Here you need to set the path for name node and data node.

<?xml version="1.0" encoding="UTF-8"?>
<configuration>
   <property>
      <name>dfs.namenode.name.dir</name>
      <value>/home/user/name</value>
   </property>
   <property>
      <name>dfs.datanode.data.dir</name>
      <value>/home/user/data</value>
   </property>
</configuration>

Setting up yarn-site.xml

Here you will set the properties related to node manager and resource manager(MR2)

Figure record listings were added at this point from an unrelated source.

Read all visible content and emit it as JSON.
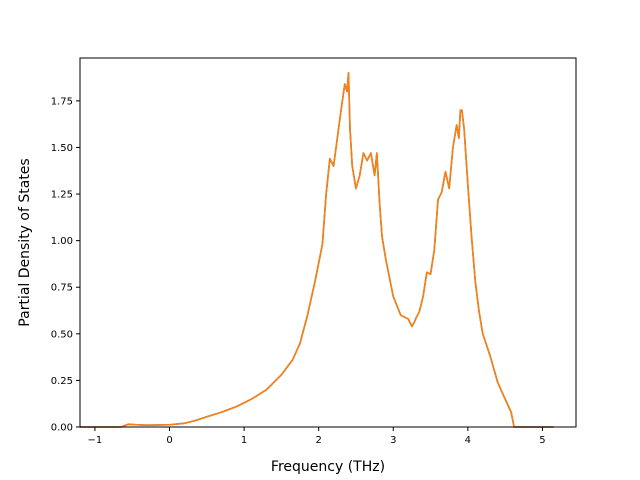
{
  "chart_data": {
    "type": "line",
    "title": "",
    "xlabel": "Frequency (THz)",
    "ylabel": "Partial Density of States",
    "xlim": [
      -1.2,
      5.45
    ],
    "ylim": [
      0.0,
      1.98
    ],
    "x_ticks": [
      -1,
      0,
      1,
      2,
      3,
      4,
      5
    ],
    "x_tick_labels": [
      "−1",
      "0",
      "1",
      "2",
      "3",
      "4",
      "5"
    ],
    "y_ticks": [
      0.0,
      0.25,
      0.5,
      0.75,
      1.0,
      1.25,
      1.5,
      1.75
    ],
    "y_tick_labels": [
      "0.00",
      "0.25",
      "0.50",
      "0.75",
      "1.00",
      "1.25",
      "1.50",
      "1.75"
    ],
    "grid": false,
    "legend": "none",
    "series": [
      {
        "color": "#1f77b4",
        "x": [
          -1.2,
          -0.65,
          -0.55,
          -0.45,
          -0.3,
          0.0,
          0.2,
          0.35,
          0.5,
          0.7,
          0.9,
          1.1,
          1.3,
          1.5,
          1.65,
          1.75,
          1.85,
          1.95,
          2.05,
          2.1,
          2.15,
          2.2,
          2.25,
          2.3,
          2.35,
          2.38,
          2.4,
          2.42,
          2.45,
          2.5,
          2.55,
          2.6,
          2.65,
          2.7,
          2.75,
          2.78,
          2.82,
          2.85,
          2.9,
          3.0,
          3.1,
          3.2,
          3.25,
          3.28,
          3.3,
          3.35,
          3.4,
          3.45,
          3.5,
          3.55,
          3.6,
          3.65,
          3.7,
          3.75,
          3.8,
          3.85,
          3.88,
          3.9,
          3.92,
          3.95,
          4.0,
          4.05,
          4.1,
          4.15,
          4.2,
          4.3,
          4.4,
          4.5,
          4.58,
          4.62,
          4.7,
          5.15
        ],
        "y": [
          0.0,
          0.0,
          0.015,
          0.012,
          0.01,
          0.012,
          0.02,
          0.035,
          0.055,
          0.08,
          0.11,
          0.15,
          0.2,
          0.28,
          0.36,
          0.45,
          0.6,
          0.78,
          0.98,
          1.25,
          1.44,
          1.4,
          1.55,
          1.7,
          1.84,
          1.8,
          1.9,
          1.6,
          1.4,
          1.28,
          1.35,
          1.47,
          1.43,
          1.47,
          1.35,
          1.47,
          1.18,
          1.02,
          0.9,
          0.7,
          0.6,
          0.58,
          0.54,
          0.56,
          0.58,
          0.62,
          0.7,
          0.83,
          0.82,
          0.95,
          1.22,
          1.26,
          1.37,
          1.28,
          1.5,
          1.62,
          1.55,
          1.7,
          1.7,
          1.6,
          1.3,
          1.02,
          0.78,
          0.62,
          0.5,
          0.38,
          0.24,
          0.15,
          0.08,
          0.0,
          0.0,
          0.0
        ]
      },
      {
        "color": "#ff7f0e",
        "x": [
          -1.2,
          -0.65,
          -0.55,
          -0.45,
          -0.3,
          0.0,
          0.2,
          0.35,
          0.5,
          0.7,
          0.9,
          1.1,
          1.3,
          1.5,
          1.65,
          1.75,
          1.85,
          1.95,
          2.05,
          2.1,
          2.15,
          2.2,
          2.25,
          2.3,
          2.35,
          2.38,
          2.4,
          2.42,
          2.45,
          2.5,
          2.55,
          2.6,
          2.65,
          2.7,
          2.75,
          2.78,
          2.82,
          2.85,
          2.9,
          3.0,
          3.1,
          3.2,
          3.25,
          3.28,
          3.3,
          3.35,
          3.4,
          3.45,
          3.5,
          3.55,
          3.6,
          3.65,
          3.7,
          3.75,
          3.8,
          3.85,
          3.88,
          3.9,
          3.92,
          3.95,
          4.0,
          4.05,
          4.1,
          4.15,
          4.2,
          4.3,
          4.4,
          4.5,
          4.58,
          4.62,
          4.7,
          5.15
        ],
        "y": [
          0.0,
          0.0,
          0.015,
          0.012,
          0.01,
          0.012,
          0.02,
          0.035,
          0.055,
          0.08,
          0.11,
          0.15,
          0.2,
          0.28,
          0.36,
          0.45,
          0.6,
          0.78,
          0.98,
          1.25,
          1.44,
          1.4,
          1.55,
          1.7,
          1.84,
          1.8,
          1.9,
          1.6,
          1.4,
          1.28,
          1.35,
          1.47,
          1.43,
          1.47,
          1.35,
          1.47,
          1.18,
          1.02,
          0.9,
          0.7,
          0.6,
          0.58,
          0.54,
          0.56,
          0.58,
          0.62,
          0.7,
          0.83,
          0.82,
          0.95,
          1.22,
          1.26,
          1.37,
          1.28,
          1.5,
          1.62,
          1.55,
          1.7,
          1.7,
          1.6,
          1.3,
          1.02,
          0.78,
          0.62,
          0.5,
          0.38,
          0.24,
          0.15,
          0.08,
          0.0,
          0.0,
          0.0
        ]
      }
    ]
  }
}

<?xml version="1.0" encoding="UTF-8"?>
<configuration>
   <property>
      <name>yarn.resourcemanager.hostname</name>
      <value>localhost</value>
   </property>
   <property>
      <name>yarn.nodemanager.aux-services</name>
      <value>mapreduce_shuffle</value>
   </property>
   <property>
      <name>yarn.log-aggregation-enable</name>
      <value>true</value>
   </property>
   <property>
      <name>yarn.nodemanager.remote-app-log-dir</name>
      <value>hdfs://localhost:8020/log/</value>
   </property>
</configuration>

Setting up mapred-site.xml

You will see mapred-site.xml.template in the same folder. Just create a copy of that and rename it to mapred-site.xml. Here you can set the properties about MR framework and JobHistory web page

<?xml version="1.0" encoding="UTF-8"?>
<configuration>
   <property>
      <name>mapreduce.framework.name</name>
      <value>yarn</value>
   </property>
   <property>
      <name>mapreduce.jobhistory.address</name>
      <value>localhost:10020</value>
   </property>
   <property>
      <name>mapreduce.jobhistory.webapp.address</name>
      <value>localhost:19888</value>
   </property>
</configuration>

Updating slaves file

After setting up the above configurations, you need to add localhost to the slaves file. This is because we are setting up the pseudo-cluster which means, both master and slave will be localhost.

Navigate to ~hadoop-2.7.1/etc/hadoop path and open the “slaves” file in editor. Just add “localhost” to the file and save it.

After setting all these configurations Hadoop is set to start in Pseudo distributed mode.
Now you have to format the name node. Please remember this is a one-time activity and should be done only during the setup. You can use the below command to perform this.

cd $HADOOP_CONF_DIR
hdfs namenode -format

Once the setup is done, we need to enable passwordless authentication. To accomplish that, we need to execute the below set of commands in the same order as given. This procedure avoids prompting for a password when starting the daemons

~$ sudo apt-get install openssh-server
~$ sudo service ssh start
~$ ssh-keygen
~$ cd .ssh
~$ cat id_rsa.pub >> authorized_keys
~$ chmod 600 authorized_keys

All set for launching Hadoop in your machine. Now you can start and stop Hadoop daemons using the following commands.

start-all.sh – Five daemons of Hadoop: Namenodes, data nodes, secondary name node, resource manager, node manager will be started.

start-dfs.sh – The first 3 daemons will be started from the above list.

start-yarn.sh – The last 2 daemons(Yarn daemons) will be started.

You can also start the specific daemon by running

hadoop-daemons.sh start namenode

To stop the daemons use the below commands

stop-all.sh – Will stop all daemons

stop-dfs.sh – Will stop the dfs daemons.